Japan "has actively promoted historical amnesia; the facts are plain," the committee's chairman, Rep. Tom Lantos, D-Calif., said. This resolution "seeks admission of the horrible truth, in order that this horror may never be perpetrated again."
More than 140 lawmakers from both political parties have agreed to co-sponsor the nonbinding resolution, which urges Japan to "formally acknowledge, apologize and accept historical responsibility in a clear and unequivocal manner" for the suffering of so-called "comfort women" during the 1930s and 1940s.
While popular among U.S. lawmakers, the resolution has caused unease in Japan. Officials there say their country's prime ministers have apologized repeatedly — including during Prime Minister Shinzo Abe's visit to Washington in April — for the Imperial Japanese Army's forcing of women to work in military brothels during World War II.
Abe said Tuesday he was not in a position to comment on a decision by Congress. But he told reporters that he was "convinced that Japan-U.S. ties remain unshakable."
In Tokyo, Chief Cabinet Secretary Yasuhisa Shiozaki suggested there would be no further apology from the government on the wartime brothels, despite the passage of the resolution by the House committee.
"The alliance between the U.S. and Japan is irreplaceable. There is no change at all to the fact that the Japan-U.S. relation will continue to be unshakable," Shiozaki said.
The State Department did not take a position on the bill. Spokesman Tom Casey said that the resolution is "up to our Congress. It's a separate branch of government; they'll have to look at things as they see fit."
Some U.S. lawmakers questioned the resolution.
"I wonder how many times we expect a government to apologize for the sins of an imperial government of the past," Republican Rep. Tom Tancredo said. "Asking the Japanese government to take historical responsibility for atrocities of the defunct imperial-era government is somewhat counterproductive and unfair to the people of Japan."
Critics contend that, despite the apologies, Japan has never assumed responsibility fully for the treatment of the women.
In Australia, Jan Ruff O'Herne, an 84-year-old former Dutch colonist born in Java who now lives in Adelaide, said she hoped Japan would finally apologize to her and thousands of other women forced to work as so-called comfort women.
"This is a step in the right direction," O'Herne said after the House committee vote. "I'm full of hope. It would be fantastic for the comfort women, late in our lives and after all these years, to get this finalized with an apology."
People across Asia and the United States, including conservative supporters of Japan in Congress, were infuriated at Abe's suggestion in March that no proof existed that the military had coerced women into brothels. U.S. officials later said Abe's subsequent public statements supporting a 1993 government apology were convincing.

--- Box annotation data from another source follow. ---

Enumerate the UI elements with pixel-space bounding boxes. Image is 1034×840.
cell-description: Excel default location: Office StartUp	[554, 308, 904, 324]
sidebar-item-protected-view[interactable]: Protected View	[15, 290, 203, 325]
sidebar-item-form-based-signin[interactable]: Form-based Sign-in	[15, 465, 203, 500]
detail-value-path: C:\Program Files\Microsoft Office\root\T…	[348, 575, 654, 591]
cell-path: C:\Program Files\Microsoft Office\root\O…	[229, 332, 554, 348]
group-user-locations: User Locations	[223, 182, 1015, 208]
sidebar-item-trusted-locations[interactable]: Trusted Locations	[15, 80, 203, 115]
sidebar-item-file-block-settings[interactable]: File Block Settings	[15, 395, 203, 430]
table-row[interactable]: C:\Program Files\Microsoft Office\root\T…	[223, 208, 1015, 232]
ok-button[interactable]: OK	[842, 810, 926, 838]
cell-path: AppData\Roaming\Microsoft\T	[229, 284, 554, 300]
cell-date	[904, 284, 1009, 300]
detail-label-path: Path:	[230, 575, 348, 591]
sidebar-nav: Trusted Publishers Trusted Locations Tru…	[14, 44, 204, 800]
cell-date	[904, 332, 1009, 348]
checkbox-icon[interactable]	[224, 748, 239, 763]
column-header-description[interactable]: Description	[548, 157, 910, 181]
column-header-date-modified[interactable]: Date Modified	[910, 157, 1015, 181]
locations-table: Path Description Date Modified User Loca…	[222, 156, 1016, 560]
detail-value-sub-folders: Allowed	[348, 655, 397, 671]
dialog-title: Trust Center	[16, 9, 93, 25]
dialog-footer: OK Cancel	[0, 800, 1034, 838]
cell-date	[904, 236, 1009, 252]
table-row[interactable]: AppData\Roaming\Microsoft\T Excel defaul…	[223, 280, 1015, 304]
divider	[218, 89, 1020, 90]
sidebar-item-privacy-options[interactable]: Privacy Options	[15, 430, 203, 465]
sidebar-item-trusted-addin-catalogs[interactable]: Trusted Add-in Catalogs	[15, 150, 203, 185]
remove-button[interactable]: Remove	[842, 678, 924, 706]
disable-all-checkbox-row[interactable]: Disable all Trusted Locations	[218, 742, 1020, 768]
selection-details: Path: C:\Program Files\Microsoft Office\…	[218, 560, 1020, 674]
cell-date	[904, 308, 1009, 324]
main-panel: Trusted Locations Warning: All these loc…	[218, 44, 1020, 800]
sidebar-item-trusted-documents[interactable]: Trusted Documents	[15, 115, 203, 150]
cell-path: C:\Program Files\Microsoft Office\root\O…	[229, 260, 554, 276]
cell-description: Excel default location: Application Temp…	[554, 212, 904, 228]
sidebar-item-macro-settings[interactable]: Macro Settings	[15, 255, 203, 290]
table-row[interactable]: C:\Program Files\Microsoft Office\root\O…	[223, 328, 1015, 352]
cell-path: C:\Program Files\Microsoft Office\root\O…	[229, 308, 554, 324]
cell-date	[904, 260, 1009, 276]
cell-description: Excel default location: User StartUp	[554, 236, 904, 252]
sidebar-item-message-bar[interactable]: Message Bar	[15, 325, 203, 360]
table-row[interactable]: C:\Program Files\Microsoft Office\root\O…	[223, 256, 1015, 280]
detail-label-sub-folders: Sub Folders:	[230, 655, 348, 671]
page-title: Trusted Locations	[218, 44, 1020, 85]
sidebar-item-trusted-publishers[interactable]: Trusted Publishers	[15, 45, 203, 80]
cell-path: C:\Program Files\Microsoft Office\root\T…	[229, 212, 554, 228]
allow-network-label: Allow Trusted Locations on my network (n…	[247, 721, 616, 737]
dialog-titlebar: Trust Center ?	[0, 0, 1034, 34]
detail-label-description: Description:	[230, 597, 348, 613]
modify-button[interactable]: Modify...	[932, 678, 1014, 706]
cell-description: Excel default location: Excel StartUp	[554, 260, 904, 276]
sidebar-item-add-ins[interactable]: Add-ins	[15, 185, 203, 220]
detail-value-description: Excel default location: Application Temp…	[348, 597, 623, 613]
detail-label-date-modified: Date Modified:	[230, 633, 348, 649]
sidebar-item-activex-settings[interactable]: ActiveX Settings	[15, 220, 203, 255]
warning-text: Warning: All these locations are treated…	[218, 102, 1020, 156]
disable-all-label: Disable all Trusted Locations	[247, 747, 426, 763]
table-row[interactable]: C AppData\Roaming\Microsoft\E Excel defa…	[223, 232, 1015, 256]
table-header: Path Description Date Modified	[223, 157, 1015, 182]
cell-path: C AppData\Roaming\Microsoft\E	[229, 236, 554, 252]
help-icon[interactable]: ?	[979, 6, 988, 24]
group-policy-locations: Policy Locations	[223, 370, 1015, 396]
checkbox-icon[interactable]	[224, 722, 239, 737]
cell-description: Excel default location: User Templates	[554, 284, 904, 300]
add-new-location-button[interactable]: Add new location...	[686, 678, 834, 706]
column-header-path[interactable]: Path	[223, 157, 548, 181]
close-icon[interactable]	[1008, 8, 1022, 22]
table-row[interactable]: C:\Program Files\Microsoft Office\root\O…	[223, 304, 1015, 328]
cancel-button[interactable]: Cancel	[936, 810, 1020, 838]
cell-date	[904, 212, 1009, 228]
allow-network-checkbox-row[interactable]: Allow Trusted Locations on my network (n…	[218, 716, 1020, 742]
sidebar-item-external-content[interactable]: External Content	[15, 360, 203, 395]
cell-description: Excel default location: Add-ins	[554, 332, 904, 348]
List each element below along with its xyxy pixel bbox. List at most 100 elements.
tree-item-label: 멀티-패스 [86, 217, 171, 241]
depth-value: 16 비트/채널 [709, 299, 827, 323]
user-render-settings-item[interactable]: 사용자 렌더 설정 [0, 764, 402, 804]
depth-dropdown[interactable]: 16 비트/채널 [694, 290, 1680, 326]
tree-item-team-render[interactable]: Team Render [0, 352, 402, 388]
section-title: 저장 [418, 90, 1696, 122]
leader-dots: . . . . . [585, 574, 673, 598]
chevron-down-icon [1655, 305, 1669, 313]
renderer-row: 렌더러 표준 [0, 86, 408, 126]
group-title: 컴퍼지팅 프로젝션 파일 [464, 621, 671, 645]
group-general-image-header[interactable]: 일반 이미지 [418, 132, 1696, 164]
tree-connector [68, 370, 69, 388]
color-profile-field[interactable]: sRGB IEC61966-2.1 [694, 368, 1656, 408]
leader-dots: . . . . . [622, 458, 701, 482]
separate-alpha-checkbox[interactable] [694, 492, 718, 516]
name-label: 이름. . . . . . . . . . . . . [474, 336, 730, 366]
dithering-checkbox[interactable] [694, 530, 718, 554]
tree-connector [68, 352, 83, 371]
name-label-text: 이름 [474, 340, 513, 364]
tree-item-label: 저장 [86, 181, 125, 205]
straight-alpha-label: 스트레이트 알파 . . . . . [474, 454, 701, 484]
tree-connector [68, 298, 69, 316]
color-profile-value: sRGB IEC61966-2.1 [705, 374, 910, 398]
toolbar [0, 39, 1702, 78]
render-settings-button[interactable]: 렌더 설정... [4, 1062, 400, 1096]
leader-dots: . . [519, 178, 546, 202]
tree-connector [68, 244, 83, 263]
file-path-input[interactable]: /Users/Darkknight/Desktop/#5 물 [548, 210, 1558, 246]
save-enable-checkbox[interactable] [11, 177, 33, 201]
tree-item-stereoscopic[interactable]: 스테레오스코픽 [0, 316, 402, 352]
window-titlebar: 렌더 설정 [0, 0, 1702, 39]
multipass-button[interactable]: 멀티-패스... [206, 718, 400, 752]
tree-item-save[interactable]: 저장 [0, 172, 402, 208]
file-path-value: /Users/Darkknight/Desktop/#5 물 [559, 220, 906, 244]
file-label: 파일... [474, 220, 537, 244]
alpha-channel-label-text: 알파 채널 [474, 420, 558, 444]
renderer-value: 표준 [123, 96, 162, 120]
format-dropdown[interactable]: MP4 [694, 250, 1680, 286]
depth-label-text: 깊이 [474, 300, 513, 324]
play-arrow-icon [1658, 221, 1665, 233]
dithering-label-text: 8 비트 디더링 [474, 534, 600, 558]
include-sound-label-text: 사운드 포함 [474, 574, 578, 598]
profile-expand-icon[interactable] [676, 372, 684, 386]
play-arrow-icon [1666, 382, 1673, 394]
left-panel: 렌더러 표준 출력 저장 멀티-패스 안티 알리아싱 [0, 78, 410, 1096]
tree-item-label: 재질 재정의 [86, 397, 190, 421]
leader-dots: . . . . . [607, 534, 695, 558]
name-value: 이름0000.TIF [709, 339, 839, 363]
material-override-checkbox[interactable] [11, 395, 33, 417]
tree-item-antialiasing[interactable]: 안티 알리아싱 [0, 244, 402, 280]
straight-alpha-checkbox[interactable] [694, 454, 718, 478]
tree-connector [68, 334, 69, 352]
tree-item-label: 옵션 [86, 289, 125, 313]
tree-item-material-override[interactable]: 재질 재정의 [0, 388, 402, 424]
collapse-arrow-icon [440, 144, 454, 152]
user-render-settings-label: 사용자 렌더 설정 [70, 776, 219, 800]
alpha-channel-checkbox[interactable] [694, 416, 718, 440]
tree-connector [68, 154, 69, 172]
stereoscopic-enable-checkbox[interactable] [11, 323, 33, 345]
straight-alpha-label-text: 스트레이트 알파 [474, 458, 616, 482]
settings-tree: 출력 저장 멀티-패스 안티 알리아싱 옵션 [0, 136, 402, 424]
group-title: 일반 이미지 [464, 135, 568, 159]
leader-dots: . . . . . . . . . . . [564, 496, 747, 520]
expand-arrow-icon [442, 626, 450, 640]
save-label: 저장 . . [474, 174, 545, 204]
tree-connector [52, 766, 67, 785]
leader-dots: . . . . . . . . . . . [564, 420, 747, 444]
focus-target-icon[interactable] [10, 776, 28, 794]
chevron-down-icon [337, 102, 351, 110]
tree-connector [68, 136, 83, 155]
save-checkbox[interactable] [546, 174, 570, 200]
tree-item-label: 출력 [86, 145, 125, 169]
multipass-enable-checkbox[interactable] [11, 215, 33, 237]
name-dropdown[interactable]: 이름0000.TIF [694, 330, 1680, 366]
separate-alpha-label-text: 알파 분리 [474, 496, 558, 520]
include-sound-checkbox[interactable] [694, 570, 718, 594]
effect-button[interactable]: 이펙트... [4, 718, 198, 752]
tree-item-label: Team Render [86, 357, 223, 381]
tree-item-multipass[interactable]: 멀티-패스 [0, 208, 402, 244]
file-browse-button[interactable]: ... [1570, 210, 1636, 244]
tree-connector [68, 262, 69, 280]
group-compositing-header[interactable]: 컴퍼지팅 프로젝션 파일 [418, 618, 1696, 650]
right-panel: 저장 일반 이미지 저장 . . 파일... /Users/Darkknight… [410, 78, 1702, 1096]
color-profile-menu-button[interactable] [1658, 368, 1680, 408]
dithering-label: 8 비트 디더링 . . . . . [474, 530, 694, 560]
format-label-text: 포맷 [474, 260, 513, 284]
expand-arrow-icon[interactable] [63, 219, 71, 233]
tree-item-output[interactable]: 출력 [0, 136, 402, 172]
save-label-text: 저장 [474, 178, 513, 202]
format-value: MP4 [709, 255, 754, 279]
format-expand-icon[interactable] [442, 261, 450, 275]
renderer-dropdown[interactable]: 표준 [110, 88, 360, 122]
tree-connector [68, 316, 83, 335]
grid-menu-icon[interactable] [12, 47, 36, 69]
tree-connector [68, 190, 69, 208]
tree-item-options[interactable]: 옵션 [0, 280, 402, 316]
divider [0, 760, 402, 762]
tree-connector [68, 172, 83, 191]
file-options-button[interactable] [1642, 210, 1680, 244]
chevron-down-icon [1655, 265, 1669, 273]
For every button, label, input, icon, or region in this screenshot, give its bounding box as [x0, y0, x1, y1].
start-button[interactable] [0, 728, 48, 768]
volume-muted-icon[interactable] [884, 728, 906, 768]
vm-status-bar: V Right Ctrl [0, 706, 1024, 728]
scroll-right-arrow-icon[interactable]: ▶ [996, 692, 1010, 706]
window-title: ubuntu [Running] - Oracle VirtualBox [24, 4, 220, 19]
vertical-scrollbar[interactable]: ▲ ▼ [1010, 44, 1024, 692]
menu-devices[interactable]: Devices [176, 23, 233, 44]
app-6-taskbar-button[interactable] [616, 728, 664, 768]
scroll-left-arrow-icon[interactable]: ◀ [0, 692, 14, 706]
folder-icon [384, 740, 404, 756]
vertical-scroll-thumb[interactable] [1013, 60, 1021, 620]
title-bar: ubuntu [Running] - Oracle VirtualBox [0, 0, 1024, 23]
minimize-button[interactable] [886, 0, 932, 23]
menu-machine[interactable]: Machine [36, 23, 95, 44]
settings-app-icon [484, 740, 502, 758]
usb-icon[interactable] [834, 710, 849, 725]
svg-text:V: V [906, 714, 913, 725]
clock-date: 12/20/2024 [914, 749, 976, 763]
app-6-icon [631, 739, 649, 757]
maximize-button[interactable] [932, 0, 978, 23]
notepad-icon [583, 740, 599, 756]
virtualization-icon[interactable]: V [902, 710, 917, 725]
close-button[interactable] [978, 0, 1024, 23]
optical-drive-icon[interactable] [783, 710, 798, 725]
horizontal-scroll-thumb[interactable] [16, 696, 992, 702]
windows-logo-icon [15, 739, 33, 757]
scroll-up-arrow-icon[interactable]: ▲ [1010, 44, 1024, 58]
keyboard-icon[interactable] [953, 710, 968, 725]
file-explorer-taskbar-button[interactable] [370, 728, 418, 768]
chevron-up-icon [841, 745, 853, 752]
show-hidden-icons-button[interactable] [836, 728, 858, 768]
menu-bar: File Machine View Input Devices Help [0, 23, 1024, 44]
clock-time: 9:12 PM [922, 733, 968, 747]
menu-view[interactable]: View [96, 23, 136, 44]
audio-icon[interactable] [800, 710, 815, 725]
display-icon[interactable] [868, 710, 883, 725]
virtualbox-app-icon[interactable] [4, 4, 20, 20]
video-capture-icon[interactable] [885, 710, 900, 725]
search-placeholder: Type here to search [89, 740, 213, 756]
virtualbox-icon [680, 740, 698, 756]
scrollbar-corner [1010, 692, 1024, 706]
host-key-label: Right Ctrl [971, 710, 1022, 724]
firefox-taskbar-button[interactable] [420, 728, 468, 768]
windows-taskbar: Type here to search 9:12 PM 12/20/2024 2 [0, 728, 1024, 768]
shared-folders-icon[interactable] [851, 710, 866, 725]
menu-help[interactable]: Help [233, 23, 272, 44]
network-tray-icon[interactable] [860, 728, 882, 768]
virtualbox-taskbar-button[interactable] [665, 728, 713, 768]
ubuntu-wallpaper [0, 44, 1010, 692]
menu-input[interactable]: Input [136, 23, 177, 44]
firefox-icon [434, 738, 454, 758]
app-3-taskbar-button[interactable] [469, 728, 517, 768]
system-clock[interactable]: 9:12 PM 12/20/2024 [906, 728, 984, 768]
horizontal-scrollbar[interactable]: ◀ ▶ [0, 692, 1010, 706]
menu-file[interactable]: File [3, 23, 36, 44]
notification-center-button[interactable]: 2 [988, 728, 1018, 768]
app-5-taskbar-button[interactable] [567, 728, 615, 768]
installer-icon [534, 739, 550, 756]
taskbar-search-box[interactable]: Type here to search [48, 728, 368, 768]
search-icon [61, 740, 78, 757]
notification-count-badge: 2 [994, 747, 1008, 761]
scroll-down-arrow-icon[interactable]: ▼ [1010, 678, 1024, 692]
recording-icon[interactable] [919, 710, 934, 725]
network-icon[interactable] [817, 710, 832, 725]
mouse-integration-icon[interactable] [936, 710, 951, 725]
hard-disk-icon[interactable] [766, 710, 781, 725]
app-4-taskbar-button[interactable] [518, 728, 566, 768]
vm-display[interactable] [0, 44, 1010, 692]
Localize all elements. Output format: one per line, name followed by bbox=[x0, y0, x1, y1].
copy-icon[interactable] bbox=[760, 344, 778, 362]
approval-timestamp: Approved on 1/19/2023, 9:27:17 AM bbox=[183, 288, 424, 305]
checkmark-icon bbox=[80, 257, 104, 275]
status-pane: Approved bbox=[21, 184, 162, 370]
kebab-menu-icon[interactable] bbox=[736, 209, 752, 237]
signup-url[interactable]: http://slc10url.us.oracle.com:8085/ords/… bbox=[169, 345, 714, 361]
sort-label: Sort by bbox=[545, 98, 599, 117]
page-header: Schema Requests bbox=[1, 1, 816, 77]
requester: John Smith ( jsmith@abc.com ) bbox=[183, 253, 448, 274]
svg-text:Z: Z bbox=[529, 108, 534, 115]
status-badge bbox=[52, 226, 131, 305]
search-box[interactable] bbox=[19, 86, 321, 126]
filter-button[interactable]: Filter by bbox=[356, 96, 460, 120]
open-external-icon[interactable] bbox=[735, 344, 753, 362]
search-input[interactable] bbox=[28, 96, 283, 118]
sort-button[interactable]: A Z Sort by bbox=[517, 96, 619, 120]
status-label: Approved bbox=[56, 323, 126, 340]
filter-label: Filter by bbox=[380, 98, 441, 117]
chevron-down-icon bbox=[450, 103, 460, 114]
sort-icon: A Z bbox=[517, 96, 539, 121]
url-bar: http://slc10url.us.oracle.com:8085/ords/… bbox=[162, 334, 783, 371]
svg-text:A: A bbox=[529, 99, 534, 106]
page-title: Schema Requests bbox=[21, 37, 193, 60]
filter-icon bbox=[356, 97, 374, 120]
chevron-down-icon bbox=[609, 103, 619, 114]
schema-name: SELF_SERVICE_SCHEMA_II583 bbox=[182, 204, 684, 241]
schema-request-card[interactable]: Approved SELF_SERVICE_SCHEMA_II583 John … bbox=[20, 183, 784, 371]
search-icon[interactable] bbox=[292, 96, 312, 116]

Japan acknowledged in the 1990s that its military set up and ran brothels for its troops. It has rejected most compensation claims, saying they were settled by postwar treaties.
The Asian Women's Fund, created in 1995 by the Japanese government but run independently and financed by private donations, has provided a way for Japan to compensate former sex slaves without offering official government compensation. Many comfort women have rejected the fund.
Supporters of the resolution want an apology similar to the one the U.S. government gave to Japanese-Americans forced into internment camps during World War II. That apology was approved by Congress and signed into law by President Ronald Reagan in 1988.
Historians say up to 200,000 women were forced to have sex with millions of Japanese soldiers during the war.
In February, three elderly former comfort women testified to a congressional panel of their rape, torture and humiliation by Japanese soldiers during the war.